After grand jury charges, Pa. Turnpike panel to start its own probe

Mark Compton is CEO of the Pennsylvania Turnpike Commission.
Mark Compton is CEO of the Pennsylvania Turnpike Commission.
Posted: March 20, 2013

In the wake of a damning grand-jury probe and criminal charges against eight people, the Pennsylvania Turnpike Commission will investigate its contracts with lawyers, financiers, engineers, and others, turnpike chief Mark Compton said Monday.

Compton, who started work as the agency's chief executive officer last month, said he was "personally offended by the conduct" outlined in the grand jury report last week.

The 85-page report depicted a pervasive culture of money, political favoritism, and influence-peddling at the Turnpike Commission, with contractors selected on the basis of political contributions to state officials.

The grand jury charged eight people, including former Senate Democratic leader Robert J. Mellow, former Turnpike Commission Chairman Mitchell Rubin, and former turnpike CEO Joseph Brimmeier with crimes ranging from bribery to bid-rigging.

Compton, a former aide to Republican Gov. Tom Ridge and U.S. Rep. William Clinger (R., Pa.) and a recent deputy secretary of the state Department of Transportation, said turnpike users and employees "deserve better."

Compton said he had ordered "a thorough review of every professional-services contract that was cited in the attorney general's presentment" and all current contracts that were awarded during the four years of the grand jury investigation.

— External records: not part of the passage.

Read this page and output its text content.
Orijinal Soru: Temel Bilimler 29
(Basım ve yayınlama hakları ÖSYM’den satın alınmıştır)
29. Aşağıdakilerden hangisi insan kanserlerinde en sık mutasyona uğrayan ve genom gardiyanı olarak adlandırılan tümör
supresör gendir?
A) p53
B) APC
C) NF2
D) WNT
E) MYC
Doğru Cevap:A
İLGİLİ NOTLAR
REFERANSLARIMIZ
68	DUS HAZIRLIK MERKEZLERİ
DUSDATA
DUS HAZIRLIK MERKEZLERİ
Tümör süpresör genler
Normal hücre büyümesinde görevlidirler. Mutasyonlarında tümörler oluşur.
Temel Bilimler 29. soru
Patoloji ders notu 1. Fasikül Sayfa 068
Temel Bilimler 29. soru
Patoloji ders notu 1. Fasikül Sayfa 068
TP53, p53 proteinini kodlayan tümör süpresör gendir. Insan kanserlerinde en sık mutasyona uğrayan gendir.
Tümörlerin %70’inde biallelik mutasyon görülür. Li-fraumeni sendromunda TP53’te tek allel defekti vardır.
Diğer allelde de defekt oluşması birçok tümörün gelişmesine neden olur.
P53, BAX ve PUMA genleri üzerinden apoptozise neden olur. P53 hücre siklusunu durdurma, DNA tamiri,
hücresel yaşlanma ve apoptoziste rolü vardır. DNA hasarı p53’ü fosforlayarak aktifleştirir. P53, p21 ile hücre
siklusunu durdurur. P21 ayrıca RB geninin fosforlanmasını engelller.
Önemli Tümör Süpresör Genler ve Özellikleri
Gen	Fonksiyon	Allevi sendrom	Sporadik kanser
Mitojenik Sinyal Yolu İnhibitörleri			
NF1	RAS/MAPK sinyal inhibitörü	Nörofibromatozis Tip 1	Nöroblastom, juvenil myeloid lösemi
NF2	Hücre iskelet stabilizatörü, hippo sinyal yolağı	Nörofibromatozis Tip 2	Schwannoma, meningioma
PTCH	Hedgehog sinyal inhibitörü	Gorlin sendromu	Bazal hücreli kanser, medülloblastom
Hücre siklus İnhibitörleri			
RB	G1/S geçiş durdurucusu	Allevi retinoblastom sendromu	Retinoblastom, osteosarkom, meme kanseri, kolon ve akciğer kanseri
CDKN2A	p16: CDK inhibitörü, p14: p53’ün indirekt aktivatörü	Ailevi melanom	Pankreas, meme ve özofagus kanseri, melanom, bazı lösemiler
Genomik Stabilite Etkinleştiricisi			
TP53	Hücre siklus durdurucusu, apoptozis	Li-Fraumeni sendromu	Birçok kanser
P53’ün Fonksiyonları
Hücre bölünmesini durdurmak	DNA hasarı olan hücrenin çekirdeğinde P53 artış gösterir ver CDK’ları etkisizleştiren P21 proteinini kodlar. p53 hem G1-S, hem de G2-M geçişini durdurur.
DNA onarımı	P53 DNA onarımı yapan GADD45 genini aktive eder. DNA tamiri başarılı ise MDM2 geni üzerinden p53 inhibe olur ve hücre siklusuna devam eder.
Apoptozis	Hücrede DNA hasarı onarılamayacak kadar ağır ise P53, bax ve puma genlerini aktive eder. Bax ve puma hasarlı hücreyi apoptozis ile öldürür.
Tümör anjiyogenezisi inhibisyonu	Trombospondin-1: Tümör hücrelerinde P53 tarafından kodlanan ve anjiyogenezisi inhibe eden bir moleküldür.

He also said he had ordered that a memo be sent to "each of our professional-service providers," such as lawyers, engineers, and bond underwriters, detailing the turnpike's code of conduct and professional-services procurement policy, adopted in 2012.

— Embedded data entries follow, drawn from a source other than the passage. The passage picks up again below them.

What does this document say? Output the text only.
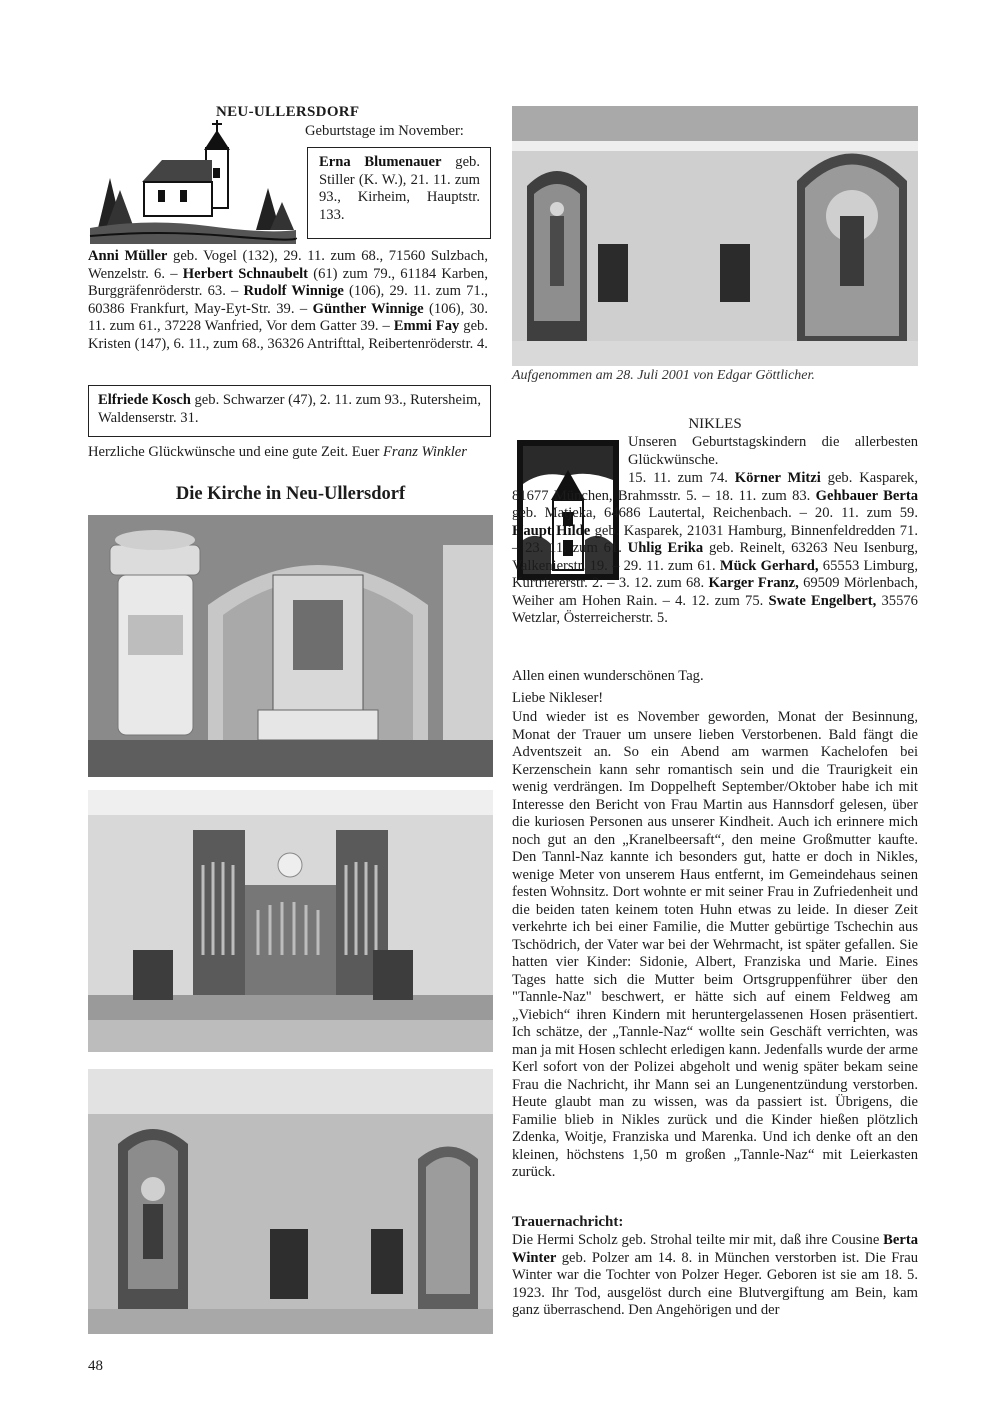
NEU-ULLERSDORF
Geburtstage im November:
Erna Blumenauer geb. Stiller (K. W.), 21. 11. zum 93., Kirheim, Hauptstr. 133.
Anni Müller geb. Vogel (132), 29. 11. zum 68., 71560 Sulzbach, Wenzelstr. 6. – Herbert Schnaubelt (61) zum 79., 61184 Karben, Burggräfenröderstr. 63. – Rudolf Winnige (106), 29. 11. zum 71., 60386 Frankfurt, May-Eyt-Str. 39. – Günther Winnige (106), 30. 11. zum 61., 37228 Wanfried, Vor dem Gatter 39. – Emmi Fay geb. Kristen (147), 6. 11., zum 68., 36326 Antrifttal, Reibertenröderstr. 4.
Elfriede Kosch geb. Schwarzer (47), 2. 11. zum 93., Rutersheim, Waldenserstr. 31.
Herzliche Glückwünsche und eine gute Zeit. Euer Franz Winkler
Die Kirche in Neu-Ullersdorf
48
Aufgenommen am 28. Juli 2001 von Edgar Göttlicher.
NIKLES
Unseren Geburtstagskindern die allerbesten Glückwünsche.
15. 11. zum 74. Körner Mitzi geb. Kasparek, 81677 München, Brahmsstr. 5. – 18. 11. zum 83. Gehbauer Berta geb. Matjeka, 64686 Lautertal, Reichenbach. – 20. 11. zum 59. Haupt Hilde geb. Kasparek, 21031 Hamburg, Binnenfeldredden 71. – 23. 11. zum 61. Uhlig Erika geb. Reinelt, 63263 Neu Isenburg, Valkenierstr. 19. – 29. 11. zum 61. Mück Gerhard, 65553 Limburg, Kurtriererstr. 2. – 3. 12. zum 68. Karger Franz, 69509 Mörlenbach, Weiher am Hohen Rain. – 4. 12. zum 75. Swate Engelbert, 35576 Wetzlar, Österreicherstr. 5.
Allen einen wunderschönen Tag.
Liebe Nikleser!
Und wieder ist es November geworden, Monat der Besinnung, Monat der Trauer um unsere lieben Verstorbenen. Bald fängt die Adventszeit an. So ein Abend am warmen Kachelofen bei Kerzenschein kann sehr romantisch sein und die Traurigkeit ein wenig verdrängen. Im Doppelheft September/Oktober habe ich mit Interesse den Bericht von Frau Martin aus Hannsdorf gelesen, über die kuriosen Personen aus unserer Kindheit. Auch ich erinnere mich noch gut an den „Kranelbeersaft“, den meine Großmutter kaufte. Den Tannl-Naz kannte ich besonders gut, hatte er doch in Nikles, wenige Meter von unserem Haus entfernt, im Gemeindehaus seinen festen Wohnsitz. Dort wohnte er mit seiner Frau in Zufriedenheit und die beiden taten keinem toten Huhn etwas zu leide. In dieser Zeit verkehrte ich bei einer Familie, die Mutter gebürtige Tschechin aus Tschödrich, der Vater war bei der Wehrmacht, ist später gefallen. Sie hatten vier Kinder: Sidonie, Albert, Franziska und Marie. Eines Tages hatte sich die Mutter beim Ortsgruppenführer über den "Tannle-Naz" beschwert, er hätte sich auf einem Feldweg am „Viebich“ ihren Kindern mit heruntergelassenen Hosen präsentiert. Ich schätze, der „Tannle-Naz“ wollte sein Geschäft verrichten, was man ja mit Hosen schlecht erledigen kann. Jedenfalls wurde der arme Kerl sofort von der Polizei abgeholt und wenig später bekam seine Frau die Nachricht, ihr Mann sei an Lungenentzündung verstorben. Heute glaubt man zu wissen, was da passiert ist. Übrigens, die Familie blieb in Nikles zurück und die Kinder hießen plötzlich Zdenka, Woitje, Franziska und Marenka. Und ich denke oft an den kleinen, höchstens 1,50 m großen „Tannle-Naz“ mit Leierkasten zurück.
Trauernachricht:
Die Hermi Scholz geb. Strohal teilte mir mit, daß ihre Cousine Berta Winter geb. Polzer am 14. 8. in München verstorben ist. Die Frau Winter war die Tochter von Polzer Heger. Geboren ist sie am 18. 5. 1923. Ihr Tod, ausgelöst durch eine Blutvergiftung am Bein, kam ganz überraschend. Den Angehörigen und der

Compton said he would ensure that "every employee understands that they are encouraged to come forward if they witness inappropriate conduct, and will be supported for doing so."

Compton said the steps "signify a clean break from any past offenses."

Even so, the Turnpike Commission continues to fight lawsuits from former employees who contend they were fired for trying to expose corruption at the agency. When state Attorney General Kathleen Kane announced the charges last week, she and Pennsylvania State Police Commissioner Frank Noonan said turnpike whistle-blowers had suffered for their actions.

And the five turnpike commissioners remain unchanged.

One of them, former state Senate Majority Leader J. William Lincoln, told the grand jury under a grant of immunity from prosecution that he accepted (and failed to report) gifts from contractors, including thousands of dollars in gift certificates for the luxury Nemacolin Woodlands Resort, from an engineering firm, Sucevic, Piccolomini & Kuchar Engineering Inc. of Uniontown.

Lincoln was also identified by the grand jury as a commissioner, along with former Commissioner Rubin, who solicited campaign contributions for Ed Rendell's gubernatorial campaigns from engineering firms that regularly got work from the turnpike.

Lincoln could not immediately be reached for comment Monday.